Mártir da
fidelidade ao Papado
Os séculos XVI e
XVII foram tempos difíceis para a Igreja na Inglaterra. A outrora
cognominada Ilha dos Santos encontrava-se imersa em problemas de
índole política que logo transcenderam para a esfera eclesiástica,
com as mais graves repercussões.
Em 1534, Henrique
VIII se autonomeou Chefe Supremo da Igreja na Inglaterra e declarou
réu de morte a quem não reconhecer essa autoridade. Ao ano
seguinte, foram decapitados dois dos mais proeminentes opositores ao
Ato de Supremacia: São John Fisher e São Thomas More. Os mosteiros,
conventos e confrarias foram dissolvidos. Uma implacável perseguição
se desatou contra os que permaneciam fiéis ao Papa. Foi nessas
circunstâncias históricas que nasceu em Londres, no dia 25 de
janeiro de 1540, Edmundo Campion.
Aluno
brilhante, orador eloquente, professor estimado
Filho de pais
abastados, o pequeno Edmundo era dotado de inteligência ímpar e de
grande facilidade para o estudo das letras, o que fazia abrir-se
diante dele um futuro brilhante. Teve um tal progresso no colégio
que, com apenas 13 anos, foi o estudante escolhido para fazer, em
latim, o discurso de boas-vindas à Rainha Maria I, quando esta
entrou solenemente em Londres, em 1553.
O donaire e a
vivacidade do menino cativaram os presentes. Entre estes estava Sir
Thomas White, fundador do Colégio São João de Oxford, que o tomou
sob sua proteção e levou para essa instituição, a fim de educá-lo
e formá-lo.
Edmundo não
defraudou seu benfeitor. Coroou seus estudos com brilho,
correspondendo às esperanças do mestre. Por sua privilegiada
inteligência e grande eloquência, era sempre o orador escolhido
para discursar nas ocasiões importantes. Como professor, destacou-se
de tal forma que alunos de outros cursos vinham assistir às suas
aulas como simples ouvintes. Foi nomeado proctor (chefe dos
inspetores de disciplina da Universidade).
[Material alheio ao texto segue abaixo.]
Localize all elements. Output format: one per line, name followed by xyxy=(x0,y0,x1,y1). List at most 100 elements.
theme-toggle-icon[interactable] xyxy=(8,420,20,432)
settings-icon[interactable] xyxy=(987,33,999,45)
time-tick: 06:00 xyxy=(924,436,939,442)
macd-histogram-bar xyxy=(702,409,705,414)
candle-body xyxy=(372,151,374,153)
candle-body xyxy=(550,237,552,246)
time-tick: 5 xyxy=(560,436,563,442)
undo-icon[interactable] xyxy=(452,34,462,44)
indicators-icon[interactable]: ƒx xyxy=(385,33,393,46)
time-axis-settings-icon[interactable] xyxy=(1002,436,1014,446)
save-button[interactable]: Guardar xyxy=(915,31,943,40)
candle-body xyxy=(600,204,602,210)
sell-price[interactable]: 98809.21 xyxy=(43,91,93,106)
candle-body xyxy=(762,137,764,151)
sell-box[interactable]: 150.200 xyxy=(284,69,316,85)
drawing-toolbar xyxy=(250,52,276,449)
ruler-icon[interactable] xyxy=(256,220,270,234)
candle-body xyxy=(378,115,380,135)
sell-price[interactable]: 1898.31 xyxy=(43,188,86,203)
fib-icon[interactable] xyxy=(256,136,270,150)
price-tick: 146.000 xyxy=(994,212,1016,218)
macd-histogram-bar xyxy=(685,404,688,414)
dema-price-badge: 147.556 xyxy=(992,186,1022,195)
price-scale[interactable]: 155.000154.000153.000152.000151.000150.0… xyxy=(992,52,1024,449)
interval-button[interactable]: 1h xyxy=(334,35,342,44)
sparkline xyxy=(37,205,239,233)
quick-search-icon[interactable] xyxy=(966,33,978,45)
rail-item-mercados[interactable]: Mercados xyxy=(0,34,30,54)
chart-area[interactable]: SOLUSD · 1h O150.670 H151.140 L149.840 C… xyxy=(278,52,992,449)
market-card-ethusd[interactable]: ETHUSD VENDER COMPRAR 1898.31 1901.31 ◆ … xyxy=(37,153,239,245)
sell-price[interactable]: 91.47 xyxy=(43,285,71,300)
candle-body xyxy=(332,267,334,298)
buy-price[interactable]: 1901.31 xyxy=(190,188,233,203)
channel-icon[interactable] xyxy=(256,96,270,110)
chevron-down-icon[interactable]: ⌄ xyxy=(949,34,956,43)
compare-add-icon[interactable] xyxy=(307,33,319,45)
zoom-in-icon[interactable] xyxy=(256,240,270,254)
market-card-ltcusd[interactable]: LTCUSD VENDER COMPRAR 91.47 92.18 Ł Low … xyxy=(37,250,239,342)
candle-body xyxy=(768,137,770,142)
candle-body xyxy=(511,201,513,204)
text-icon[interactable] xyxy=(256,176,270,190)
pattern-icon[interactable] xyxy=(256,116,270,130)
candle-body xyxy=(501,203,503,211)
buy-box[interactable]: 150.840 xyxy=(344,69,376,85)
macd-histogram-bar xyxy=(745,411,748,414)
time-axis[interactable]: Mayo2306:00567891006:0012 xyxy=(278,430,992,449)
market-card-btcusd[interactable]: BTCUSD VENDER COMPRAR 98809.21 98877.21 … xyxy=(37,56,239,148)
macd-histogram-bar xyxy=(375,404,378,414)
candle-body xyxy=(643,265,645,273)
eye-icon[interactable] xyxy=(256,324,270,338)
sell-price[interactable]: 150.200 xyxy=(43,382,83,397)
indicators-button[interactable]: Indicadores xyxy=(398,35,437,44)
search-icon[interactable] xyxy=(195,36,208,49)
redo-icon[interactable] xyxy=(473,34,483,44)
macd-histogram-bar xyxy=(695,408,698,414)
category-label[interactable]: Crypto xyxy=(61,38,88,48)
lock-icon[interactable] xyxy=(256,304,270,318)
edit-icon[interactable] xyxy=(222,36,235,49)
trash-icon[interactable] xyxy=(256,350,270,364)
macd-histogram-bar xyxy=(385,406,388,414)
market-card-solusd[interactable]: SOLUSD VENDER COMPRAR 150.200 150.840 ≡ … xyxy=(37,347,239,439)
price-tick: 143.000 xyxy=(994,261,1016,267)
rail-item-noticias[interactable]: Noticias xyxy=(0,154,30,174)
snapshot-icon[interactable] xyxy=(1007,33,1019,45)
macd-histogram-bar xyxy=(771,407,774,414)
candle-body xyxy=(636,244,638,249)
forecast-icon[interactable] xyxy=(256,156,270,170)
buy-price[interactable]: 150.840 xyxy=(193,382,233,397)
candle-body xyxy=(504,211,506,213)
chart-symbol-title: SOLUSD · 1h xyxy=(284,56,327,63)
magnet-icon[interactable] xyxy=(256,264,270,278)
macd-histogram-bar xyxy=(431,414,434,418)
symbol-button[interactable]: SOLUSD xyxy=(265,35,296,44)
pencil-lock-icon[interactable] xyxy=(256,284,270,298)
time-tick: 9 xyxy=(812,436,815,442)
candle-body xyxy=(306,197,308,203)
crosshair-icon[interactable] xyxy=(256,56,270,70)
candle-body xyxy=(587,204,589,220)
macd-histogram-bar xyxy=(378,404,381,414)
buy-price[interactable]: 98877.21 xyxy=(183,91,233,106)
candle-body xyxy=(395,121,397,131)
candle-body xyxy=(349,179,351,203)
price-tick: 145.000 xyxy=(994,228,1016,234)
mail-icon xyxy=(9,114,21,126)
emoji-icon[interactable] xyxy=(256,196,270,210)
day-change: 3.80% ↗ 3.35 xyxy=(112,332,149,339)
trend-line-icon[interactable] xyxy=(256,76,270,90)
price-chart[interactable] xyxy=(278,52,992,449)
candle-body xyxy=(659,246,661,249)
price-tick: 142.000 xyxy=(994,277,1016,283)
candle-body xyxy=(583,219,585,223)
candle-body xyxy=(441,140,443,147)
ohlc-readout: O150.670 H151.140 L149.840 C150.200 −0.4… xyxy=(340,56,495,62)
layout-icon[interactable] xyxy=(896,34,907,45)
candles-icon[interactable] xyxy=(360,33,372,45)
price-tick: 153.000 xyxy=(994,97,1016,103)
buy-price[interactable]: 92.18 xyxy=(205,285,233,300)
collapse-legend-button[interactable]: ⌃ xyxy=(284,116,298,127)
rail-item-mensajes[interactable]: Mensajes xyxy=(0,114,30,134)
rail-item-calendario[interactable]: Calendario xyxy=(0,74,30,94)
Em pouco tempo tornou-se
estimado e popular entre os estudantes a ponto de “fazer escola”:
formou-se em Oxford um grupo de estudantes denominados “os
campionistas”, porque o imitavam na maneira de falar, nos gestos,
nos modo de ser e até de vestir-se.
Encontro
com a rainha Isabel I
Algum tempo depois
de sua coroação como rainha, Isabel I visitou Oxford com uma grande
comitiva, para passar alguns dias entre os estudantes da célebre
Universidade. Tinha por objetivo arregimentar para a sua causa jovens
universitários ou professores de grande talento. A visita durou seis
dias e constou de vários atos acadêmicos, entre os quais uma
homenagem do corpo docente. O orador escolhido foi Edmundo Campion,
então com 27 anos de idade.
A rainha escutou-o
com muita satisfação, fez-lhe os mais lisonjeiros oferecimentos e
colocou-o sob a tutela de seu chanceler, William Cecil, que mais
tarde referiu-se a ele como sendo “um dos diamantes da
Inglaterra”.1
Começa
a batalha pela fidelidade
Quase que por
instinto, Campion rejeitava as reformas implantadas na esfera
espiritual por Henrique VIII e seus sucessores. Inebriado, porém,
pelas possibilidades de uma brilhante carreira, deixou-se levar pelos
acontecimentos e prestou o Juramento de Supremacia em 1564,
reconhecendo a rainha como governadora suprema da Igreja na
Inglaterra. Quatro anos mais tarde, recebeu das mãos do bispo
anglicano de Gloucester a ordenação diaconal.
Entrementes, o
futuro mártir dedicara-se aos estudos de filosofia aristotélica, de
teologia natural e dos Santos Padres, e não tardou a tomar
consciência de sua falta. Profundamente perturbado pelos remorsos,
procurou um sacerdote católico, fez uma boa confissão e assumiu
publicamente sua condição de filho da Igreja.
Tinha ele clara
noção de que sua atitude o obrigaria a abandonar a carreira
acadêmica, mas não hesitou em fazer esse sacrifício. Também não
ignorava que, se permanecesse na Inglaterra nessas circunstâncias,
estaria exposto a grandes riscos. Por isso deixou Oxford e mudou-se
em 1569 para Dublin.
Um
novo porvir: o sacerdócio e o martírio
No ano seguinte, o
Papa São Pio V promulgou a bula Regnans in Excelsis, excomungando a
rainha Isabel I. Após esse ato pontifício, os ânimos se acirraram,
e a situação de Edmundo tornou-se especialmente delicada. Os
irlandeses o viam com maus olhos, por ter se dedicado a escrever uma
História desse país sob o ponto de vista inglês; os católicos o
olhavam com suspeitas, pelo fato de ele ter sido ordenado diácono
anglicano; e os anglicanos e luteranos o detestavam por ser um
“papista”.
Não teve outra
alternativa senão voltar à Inglaterra, com o nome de Mr. Patrick e
disfarçado de lacaio. Chegou a Londres a tempo de testemunhar o
juízo de um dos primeiros mártires oxfordianos: São João Storey,
jurista, executado em 1571 por sua fidelidade ao Romano Pontífice.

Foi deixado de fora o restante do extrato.